Still no showers. Where the hell are the DeCon
showers bought with Homeland Security money that can shower 30
people at a time. The convention centers have no bathing
facilities so the filth and skin reactions are getting worse.
What of lice? There are no clothes for the really heavy and
large. I was reduced to writing the women I knew who went to
Weight Watchers to comb their attics for "before"
outfits. When I arrived with the sack of my gatherings, I had to
engage in a full scale battle and puff myself up to all my
red-headed doctor fury to get them distributed to the women
still sitting there in their stinking clothes.

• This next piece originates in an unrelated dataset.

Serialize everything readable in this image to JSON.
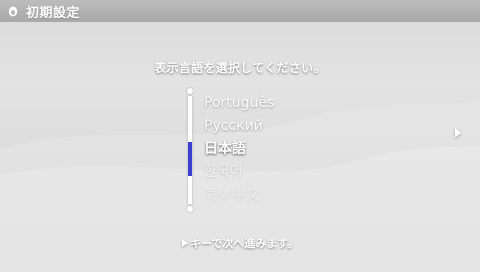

The survivors are like the Mayor of New Orleans who apologized
to George Bush for his anger. "If we tell the way we feel,
maybe help will stop." All the apologists on the air
distancing George and his co-vacationers and idiot appointees
should be impeached. I liked Nagin when he called it all
bullshit. He was right. How about Haley Barbour complaining
about the lack of support for his state? Did he so soon forget
his past life and what he did to set up this government of spin
artists? If they had acted like a government the body count
would be less.
The aid would be better managed. The days of
filth, and feces, and death would have been ended sooner. God
help all of the poseurs in charge when these folks finally get
in touch with their justifiable rage. Did you see the White
House's logo for the hurricane? George and some asshole in a
ball cap against a background of Katrina waving the flag. They
had the energy and time for a nice logo but no time to get the
elements of help in gear?
The tragedy is leavened by some moments of farce, the guy who
arrived with a case of Gucci shoes in various sizes that he
"saved" from his closet. The man wearing twelve
expensive watches up his arm. I guess he is a punctual sort.
There are the too-poignant-for-words vignettes. I saw a lady
sitting on a blanket holding a photo of two children that she
had pulled from the water. She kept crying and looking at it. I
thought they were her children. She didn't know whose they were.
They were just losses and she mourned them.
Of course there were the criminals, thugs, and mobsters. One of
the greatest indictments of the "spin machine" that is
going to come from this situation will be the repeated
characterizations of the victims as lawless and criminal. Over
and over I heard people tell me about how ashamed they were to
be portrayed that way. Ninety-nine percent of these people never
were characterized as anything but lawful and good citizens. In
their most desperate hours to be reduced to taking food and
water to survive and then to be lumped with the television
thieves and the shooters is too shameful for most of them to
bear. I heard from hospital employees that survived on a cup of
watered grits so that the patients could make it. And then I
heard had they had to hide the ones that didn't in closets to
keep up the morale of the others.
The people that survived this tragedy and the people who help
them all know one truth. The help and the love and the care that
has been extended to them have been on a citizen-to-citizen
basis. The churches, doctors, therapists, and ordinary citizens
who are giving all they can in time and resources are managing
to band-aid at the most elementary level-neighbor to neighbor.
The government has failed!!! We are more vulnerable now than
before 9/11 because faith in the system is gone. No system can
sustain itself as a viable entity when the citizenry are the
walking wounded. Victims implode a system from within and expose
its decay. This is the beginning of the end unless we can get a
drastic change of philosophy and restore the government to a
system "by the people for the people." Right now
nobody down here believes we have that.